Selon Mme Ouattara Ahoua, les vérifications réalisées auraient fait apparaître que M. Touré Ahmed Bouah ne disposerait plus de droits sur certaines des parcelles concernées.


Elle affirme également qu’une partie du domaine initial de 346 hectares aurait, au cours de la période durant laquelle M. Touré Ahmed Bouah était absent du pays pendant près de vingt ans, été cédée à deux structures, notamment la Caisse nationale de prévoyance sociale (CNPS) et la Caisse générale de retraite des agents de l’État (CGRAE).


Ces éléments sont présentés par les responsables de l’ESTP comme des indices justifiant leurs interrogations sur la régularité de l’opération et sur les documents utilisés dans le cadre du partenariat.


Face à ces révélations présumées, Mory Soumahoro a décidé de saisir la justice. Selon Mme Ouattara Ahoua, une plainte a été déposée le 17 août 2026 auprès du parquet près le Pôle pénal et financier contre M. Touré Ahmed Bouah.


La plainte porte, selon elle, sur des faits présumés de faux et usage de faux, suivis d’escroquerie, pour un préjudice évalué à 1,79 milliard de FCFA correspondant aux sommes investies par l’entreprise ESTP dans le cadre de cette opération.


Les responsables de l’entreprise disent désormais s’en remettre à la justice afin que toute la lumière soit faite sur les conditions dans lesquelles les investissements ont été réalisés et sur les droits effectivement détenus sur les parcelles concernées.

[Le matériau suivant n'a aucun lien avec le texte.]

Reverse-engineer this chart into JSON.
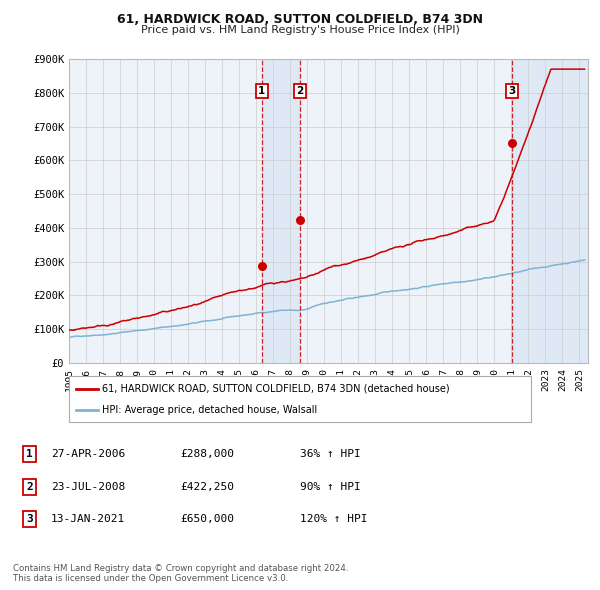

Lors de la conférence de presse, Mme Ouattara Ahoua a assuré que la démarche engagée ne visait pas à organiser un « procès médiatique », mais à protéger les intérêts de l’entreprise et à préserver les investissements réalisés.


Elle a également appelé le ministère en charge de l’Urbanisme, du Logement et du Cadre de vie ainsi que le gouvernement à renforcer les mécanismes de sécurisation des opérations foncières et immobilières.

Pour elle, la multiplication des initiatives privées dans le secteur du logement rend nécessaire un environnement foncier plus sécurisé pour les investisseurs et les citoyens.


Elle estime que les éventuelles pratiques frauduleuses sont susceptibles de fragiliser les opérateurs économiques qui investissent dans le développement de l’offre immobilière et de porter atteinte à la confiance dans le secteur.


 

En attendant les suites judiciaires de la plainte, les responsables de l’ESTP affirment vouloir poursuivre les démarches nécessaires à la défense de leurs intérêts.


Mme Ouattara Ahoua a réaffirmé sa confiance dans les autorités judiciaires et appelé les institutions compétentes à prendre les mesures nécessaires pour renforcer la protection des investisseurs et des propriétaires dans le secteur foncier.


L’affaire reste désormais entre les mains de la justice, qui devra déterminer la réalité des faits dénoncés, la validité des documents en cause et, le cas échéant, les responsabilités dans cette opération foncière à Anyama.